The police recommended that the youth be tried as an adult on charges of kidnapping (attempted kidnapping would be a more plausible charge, given that the girl wasn't actually abducted) and aggravated assault with a deadly weapon. Surely this would be sufficient to address this outrage against the person and individual rights of the traumatized young girl.
But remember – individual rights are the problem, from Thomas's perspective. Order is all that matters. And under Section 802 of the PATRIOT [sic] Act, any act of kidnapping can be defined as a form of domestic terrorism. All that was necessary to do so in this case was utter shamelessness and degenerate ambition. Andrew Thomas was up to that challenge.
Thomas is obviously a depraved fanatic.

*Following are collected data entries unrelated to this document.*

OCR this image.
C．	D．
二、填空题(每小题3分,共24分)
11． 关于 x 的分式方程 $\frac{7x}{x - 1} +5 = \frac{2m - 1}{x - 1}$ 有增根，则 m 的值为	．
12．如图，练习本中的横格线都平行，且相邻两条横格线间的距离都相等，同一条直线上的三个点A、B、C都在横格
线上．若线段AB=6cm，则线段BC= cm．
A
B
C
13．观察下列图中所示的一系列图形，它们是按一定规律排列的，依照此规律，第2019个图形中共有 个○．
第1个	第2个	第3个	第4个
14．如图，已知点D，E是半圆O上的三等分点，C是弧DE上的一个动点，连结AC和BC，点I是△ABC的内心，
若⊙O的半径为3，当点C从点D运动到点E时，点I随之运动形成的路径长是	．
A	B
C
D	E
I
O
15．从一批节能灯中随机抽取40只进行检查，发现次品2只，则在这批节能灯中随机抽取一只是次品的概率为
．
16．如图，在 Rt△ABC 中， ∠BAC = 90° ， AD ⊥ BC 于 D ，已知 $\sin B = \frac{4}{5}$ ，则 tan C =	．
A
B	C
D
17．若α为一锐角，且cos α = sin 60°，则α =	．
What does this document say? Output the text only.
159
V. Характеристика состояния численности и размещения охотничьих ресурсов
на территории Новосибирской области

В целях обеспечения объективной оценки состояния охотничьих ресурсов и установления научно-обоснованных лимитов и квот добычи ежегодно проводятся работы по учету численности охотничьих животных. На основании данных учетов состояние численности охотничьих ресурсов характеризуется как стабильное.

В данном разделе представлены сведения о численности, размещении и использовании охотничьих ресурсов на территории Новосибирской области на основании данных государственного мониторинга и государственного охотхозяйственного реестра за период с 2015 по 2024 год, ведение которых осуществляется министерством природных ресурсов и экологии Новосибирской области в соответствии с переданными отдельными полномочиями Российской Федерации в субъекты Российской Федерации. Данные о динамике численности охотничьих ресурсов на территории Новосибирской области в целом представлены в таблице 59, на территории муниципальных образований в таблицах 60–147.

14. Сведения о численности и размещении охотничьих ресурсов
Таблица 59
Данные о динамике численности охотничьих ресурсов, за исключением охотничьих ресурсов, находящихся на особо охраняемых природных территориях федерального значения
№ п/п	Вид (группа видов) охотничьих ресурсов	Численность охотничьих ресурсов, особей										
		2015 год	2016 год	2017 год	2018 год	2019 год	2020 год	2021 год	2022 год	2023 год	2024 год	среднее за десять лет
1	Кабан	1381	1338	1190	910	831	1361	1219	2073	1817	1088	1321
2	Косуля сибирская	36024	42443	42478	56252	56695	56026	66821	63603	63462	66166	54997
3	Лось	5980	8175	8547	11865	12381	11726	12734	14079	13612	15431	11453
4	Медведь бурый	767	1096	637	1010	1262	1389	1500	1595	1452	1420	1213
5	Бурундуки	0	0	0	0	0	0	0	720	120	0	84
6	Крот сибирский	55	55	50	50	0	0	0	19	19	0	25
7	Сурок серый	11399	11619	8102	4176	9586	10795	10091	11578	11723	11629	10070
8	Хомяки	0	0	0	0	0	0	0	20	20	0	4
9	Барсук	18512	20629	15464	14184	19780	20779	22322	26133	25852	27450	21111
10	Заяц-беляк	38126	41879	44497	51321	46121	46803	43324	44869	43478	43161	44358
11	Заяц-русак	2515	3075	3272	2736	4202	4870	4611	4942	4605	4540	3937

But he's also something of a pioneer: He has created what could be a self-perpetuating lawyers' cartel in Maricopa County.
“Business for Valley defense attorneys is booming,” reported the February 18 East Valley Tribune. “Maricopa County Attorney Andrew Thomas has been cracking down on criminals since 2004, and public defenders have scrambled to keep up as prison populations have swelled.” As Phoenix criminal defense attorney Larry Debus points out: “We charge 50 percent higher fees because we have to go to trial, and trials are expensive.... I say he's a great county attorney. We charge higher fees and we go to trial more, which is what we do best.”
Marc Victor, who is representing Margaret Vitale, offers a much different view: “Andrew Thomas has been good for business, but bad for justice.” Noting that he can charge $15,000 for the same services for which his brother, a defense attorney in Massachusetts, can charge $2,500, Victor declares: “I would prefer to make less money and have more justice.”
But for Thomas, justice – the effort to vindicate individual rights – isn't the point; the point, rather, is to expand the power of the State and to uphold the interests of the political class. This is demonstrated not only by his perverse, sadistic insistence on overcharging petty criminals or – as with Margaret Vitale – manufacturing “crimes” where none exist, but also by one case in which his zeal for prosecution mysteriously evaporated.
In mid-March, Thomas announced that he was discontinuing the prosecution of the “Glendale Four,” three City Council members and a county clerk accused of felonious misconduct by falsifying some public records and destroying others in order to conceal suspected financial misconduct.
This was an authentic crime against public order of the kind only government officials can commit. Which is precisely why Thomas had no interest in the case. He is indecently eager to send innocent 57-year-old nurses to prison, and to threaten concupiscent teenage boys with life in prison for the purported crime of looking at dirty pictures. But criminals who misuse the power of the State? Well, here the totalitarian Thomas would agree with the constitutionalist Marc Victor: "Not every wrong needs to be a crime."